The world doesn't turn in circles, that's clear. Saura analyzes it with a pedagogical vocation, to be understood by everyone, young and old, especially regarding the globalized economy. Without downplaying its contradictions and inequalities in the slightest, he notes that, if we look at the global data (mortality rates, poverty, literacy, feminism, etc.), "the past was always worse." The fact is that expectations, riding on the ideological and technological promises of the 20th century, are far from being fulfilled, especially in a West that is losing its footing because it is forgetting its fundamental humanist and Enlightenment values: liberty, equality, and fraternity.

But what do young people here see when they imagine their concrete future?
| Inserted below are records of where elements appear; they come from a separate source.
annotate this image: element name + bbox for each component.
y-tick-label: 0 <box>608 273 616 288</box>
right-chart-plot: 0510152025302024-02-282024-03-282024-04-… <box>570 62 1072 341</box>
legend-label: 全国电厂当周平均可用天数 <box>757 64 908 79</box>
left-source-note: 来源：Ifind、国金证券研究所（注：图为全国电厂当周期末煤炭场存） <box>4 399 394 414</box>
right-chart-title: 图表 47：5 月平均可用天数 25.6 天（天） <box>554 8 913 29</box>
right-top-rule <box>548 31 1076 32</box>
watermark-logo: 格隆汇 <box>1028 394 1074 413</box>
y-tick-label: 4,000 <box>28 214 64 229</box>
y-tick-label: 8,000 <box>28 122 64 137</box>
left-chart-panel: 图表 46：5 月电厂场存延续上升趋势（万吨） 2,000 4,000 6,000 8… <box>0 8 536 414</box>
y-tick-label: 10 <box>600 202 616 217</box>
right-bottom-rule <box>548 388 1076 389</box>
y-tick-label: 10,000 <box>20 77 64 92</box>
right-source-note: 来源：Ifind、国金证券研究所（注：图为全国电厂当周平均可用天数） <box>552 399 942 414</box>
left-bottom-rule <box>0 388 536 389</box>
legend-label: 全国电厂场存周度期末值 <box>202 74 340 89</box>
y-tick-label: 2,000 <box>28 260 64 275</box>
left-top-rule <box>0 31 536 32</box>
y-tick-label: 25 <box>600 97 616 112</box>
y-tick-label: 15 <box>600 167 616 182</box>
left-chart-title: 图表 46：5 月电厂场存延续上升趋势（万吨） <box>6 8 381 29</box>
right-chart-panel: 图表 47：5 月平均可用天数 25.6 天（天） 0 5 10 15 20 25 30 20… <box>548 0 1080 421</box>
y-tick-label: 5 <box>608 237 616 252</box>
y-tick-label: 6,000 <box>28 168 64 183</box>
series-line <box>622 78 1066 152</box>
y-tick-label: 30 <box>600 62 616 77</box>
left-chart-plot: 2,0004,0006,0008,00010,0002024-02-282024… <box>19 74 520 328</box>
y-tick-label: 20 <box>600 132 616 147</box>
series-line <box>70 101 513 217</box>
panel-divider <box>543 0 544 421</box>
Well, that the social elevator has broken down and meritocracy has become distorted. Effort no longer always pays off. The ambient pessimism is contagious, also in the economic sphere. And psychologically: it is easy to fall into apathy and indifference. Although what we do best is collaborate, it seems we've entered a regressive phase, a jungle-like every-man-for-himself, doomed to compete without rules or regulations, where the law of the strongest, the most cunning, or the most unscrupulous once again reigns. Why should I pay taxes? The goal: to have as much money as possible, period. Speculators and fraudsters are running riot. What they don't achieve is that they've brought it on themselves. Civility? Solidarity? Empathy? Wow!

This is the mental framework gaining followers, with the housing crisis as a paradigm, the basic necessity most exposed to the free market, as young people are all too aware of, a portion of whom (especially boys) are becoming a breeding ground for the nihilistic discourses of the far right.
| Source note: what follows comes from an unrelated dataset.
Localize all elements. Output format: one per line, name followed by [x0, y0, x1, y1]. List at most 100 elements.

Saura gives clues on how not to fall into the ultra-simplistic trap. Be especially careful about misinformation, as toxic to the mind and spirit as poor nutrition is to the body. He knows from his own experience that journalism isn't pure (it's pressured and conditioned), but that there are vast differences between media. Out of self-interest, he recommends making the effort to choose a healthy information diet. "Are you sure the free content you consume was chosen by you and not by an algorithm?" he asks. He also warns about trench media and journalists: "Journalism, when it engages in activism, is no longer journalism; it sets itself up as an uncritical propagandist." Conclusion: "Be wary of dogmas and dogmatists, of sects and sectarians, of those who preach easy solutions to complex problems, of those who only know how to criticize. Be critical, not critics."

In any case, whether well or poorly informed, life continues and will continue to be uncertain. And brief. It will still end in death, no matter how much Putin and Xi, wielding iron-fisted power and floating in their imperial dreams, flirt with eternal youth. With Trump's invaluable help, they'll leave our world in shambles.